After a night on the coast, watching the sun set over the Pacific, I got a bit of hiking in -- Manuel Peak in Big Sur. It's a lovely mountain, with some spectacular views of the sea and the coastal range, although the trail...well, the trail sucked. Hiking trails can fall into disrepair in two ways: either the trail is overused and erodes into a muddy ditch, or the trail is underused and bushes overgrow the sides, creating a gauntlet of surprisingly sharp foliage.

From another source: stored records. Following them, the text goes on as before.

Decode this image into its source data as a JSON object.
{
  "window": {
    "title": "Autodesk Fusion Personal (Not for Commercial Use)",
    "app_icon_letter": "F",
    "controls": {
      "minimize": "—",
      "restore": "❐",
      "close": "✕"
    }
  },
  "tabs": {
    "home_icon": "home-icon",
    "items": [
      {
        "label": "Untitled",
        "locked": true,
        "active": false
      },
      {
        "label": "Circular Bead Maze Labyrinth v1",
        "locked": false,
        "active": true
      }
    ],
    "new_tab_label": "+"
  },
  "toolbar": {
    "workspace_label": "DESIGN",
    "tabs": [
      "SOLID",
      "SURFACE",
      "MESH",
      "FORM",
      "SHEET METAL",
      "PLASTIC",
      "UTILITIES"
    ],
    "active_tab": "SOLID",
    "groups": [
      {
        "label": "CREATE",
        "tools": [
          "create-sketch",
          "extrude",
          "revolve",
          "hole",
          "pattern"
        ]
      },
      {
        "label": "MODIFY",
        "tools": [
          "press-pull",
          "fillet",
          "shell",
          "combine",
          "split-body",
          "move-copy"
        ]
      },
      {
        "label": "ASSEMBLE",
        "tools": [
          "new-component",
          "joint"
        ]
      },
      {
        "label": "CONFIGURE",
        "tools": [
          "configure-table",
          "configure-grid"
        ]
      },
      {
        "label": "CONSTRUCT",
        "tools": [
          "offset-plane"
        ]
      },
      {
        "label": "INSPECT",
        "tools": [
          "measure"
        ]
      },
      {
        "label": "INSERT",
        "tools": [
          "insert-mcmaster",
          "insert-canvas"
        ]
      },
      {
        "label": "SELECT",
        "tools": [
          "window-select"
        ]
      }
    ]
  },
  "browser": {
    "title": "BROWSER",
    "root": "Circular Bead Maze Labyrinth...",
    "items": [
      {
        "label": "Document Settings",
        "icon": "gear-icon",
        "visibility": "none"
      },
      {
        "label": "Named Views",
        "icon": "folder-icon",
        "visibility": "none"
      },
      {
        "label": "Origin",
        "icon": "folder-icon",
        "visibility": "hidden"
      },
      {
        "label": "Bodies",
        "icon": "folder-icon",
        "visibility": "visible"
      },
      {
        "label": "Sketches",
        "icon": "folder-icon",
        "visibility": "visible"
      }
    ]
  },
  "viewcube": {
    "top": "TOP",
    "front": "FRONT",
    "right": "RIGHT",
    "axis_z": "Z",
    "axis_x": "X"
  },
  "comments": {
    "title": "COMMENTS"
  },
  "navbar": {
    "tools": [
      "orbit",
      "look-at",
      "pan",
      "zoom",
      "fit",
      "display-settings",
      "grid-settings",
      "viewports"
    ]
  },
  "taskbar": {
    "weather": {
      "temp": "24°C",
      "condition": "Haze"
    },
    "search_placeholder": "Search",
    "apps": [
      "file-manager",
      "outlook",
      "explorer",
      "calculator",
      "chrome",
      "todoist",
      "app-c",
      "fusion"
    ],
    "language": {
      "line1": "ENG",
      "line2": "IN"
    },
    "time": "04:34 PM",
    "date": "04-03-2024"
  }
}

This trail was the latter. I started out appreciating the amazing fragrance of the coastal bushes and flowers...and eight miles later, on my way out, I was cursing every plant within scratching distance and stomping on poor little flowers whose only crime was to have taken root next to the trail. It is my firm belief that the person in charge of maintaining that trail be taken out back and beaten with a hose.

...

But I got over it. I visited the Monterey Aquarium in the afternoon, which I heartily recommend to anyone who ever finds themselves in the area. It has a fantastic variety of marine life, well-designed exhibits, and is extremely kid-friendly. The aquarium is crammed with buttons, levers, tunnels, touch pools, video games, noisemakers, and all sorts of hands-on exhibits to keep kids' attention. Or my attention. It was a lot of fun.

The aquarium is also famed for its otters. Otters are awesome.